In all three games, Sparx serves as Spyro’s health meter. He starts out gold, but turns blue and eventually green before disappearing entirely as Spyro takes damage. Players can recharge Sparx’s power by defeating harmless critters in each stage, like sheep or rats. However, if players take a hit while Sparx is missing, they’ll lose a life and will restart at the last checkpoint they passed (there are lots of these, so players won’t lose too much progress even if they die).
Are these games ok for young kids?
The Spyro Reignited Trilogy is rated E10+ by the ESRB, with content descriptors for “Cartoon Violence” and “Comic Mischief.” While the content is appropriate for youngsters, the youngest players will likely find it challenging to see and do everything in every level without your help.
Each game also contains a series of flying levels, which ask players to do things like fly through rings, destroy explosive barrels, and more before running out of time.

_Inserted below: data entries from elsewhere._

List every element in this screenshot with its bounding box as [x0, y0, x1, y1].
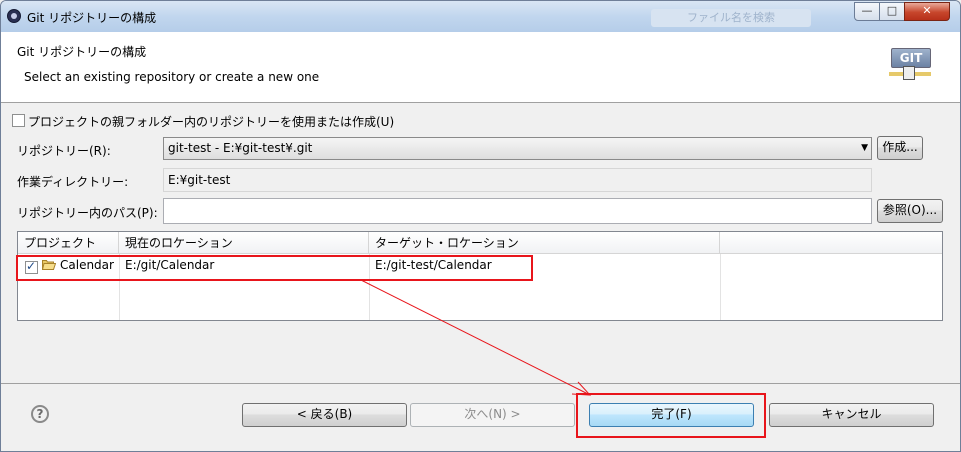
arrow-head — [571, 381, 592, 396]
annotation-arrow — [360, 279, 592, 396]
arrow-line — [360, 279, 591, 396]
configure-git-repository-dialog: Git リポジトリーの構成 ファイル名を検索 — □ ✕ Git リポジトリーの… — [0, 0, 961, 452]
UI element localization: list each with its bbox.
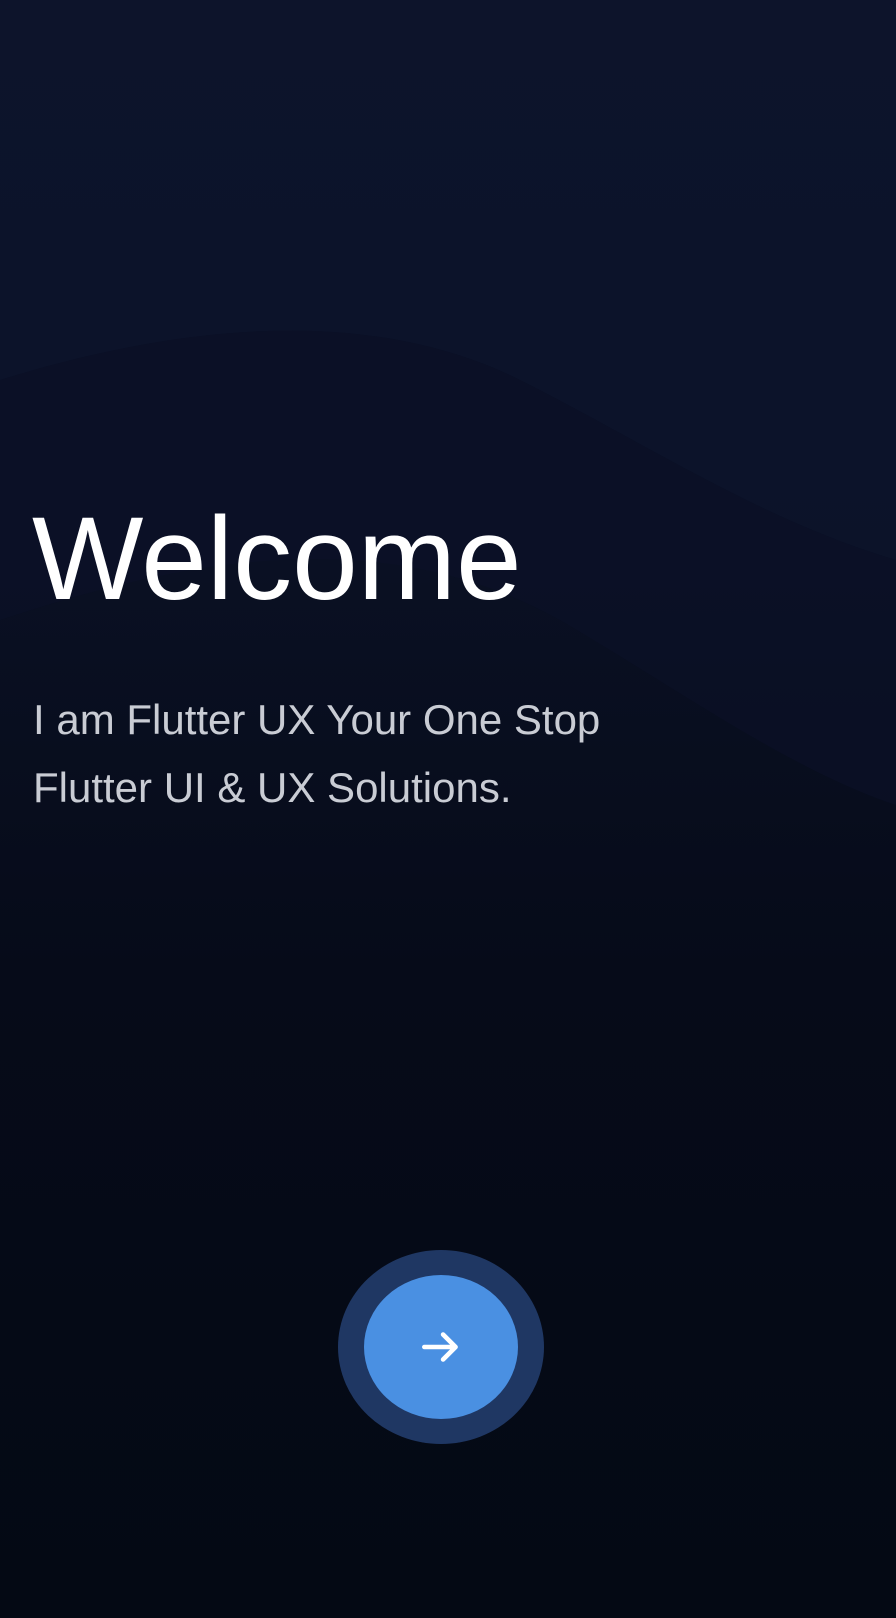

These levels are incredibly challenging even for adults -- far more so than we remember them being back in the day. Thankfully, players will only need to master these stages if they’re going for total completion, and they can retry as many times as they need in order to finish them.
While kids may find completing each game to 100 percent a challenge, the pros far outweigh the cons. For one, players aren’t required to collect everything to beat each game, so if your kids aren’t interested in being challenged, they can skip the more difficult parts. In addition, a helpful mini-map can be activated in the corner of the screen, which will show players their current location so they can avoid getting turned around.
Finally, the games have full voice acting, and most dialog is accompanied by subtitles (though there is no subtitle option for the cutscenes), so kids can practice reading along as characters speak.
One last thing to note: In Spyro: Year of the Dragon, a few levels contain a skateboarding mini-game that’s way more fun than it has any right to be. Players can spend hours mastering all of the skate tricks to try and top their high score, so there’s always something to do.
What’s the final verdict?
Spyro Reignited Trilogy is a colorful, charming, and delightful experience for players young and old. Older players can challenge their skills by trying to reach 100 percent completion, while youngsters can have a blast shooting fire at sheep and running around each semi-open world.
Whether you played these games when you were younger, or will be experiencing them for the first time with your kids, these are classic games reborn that (with the exception of some flying stages) are just as fun now as they were the first time around.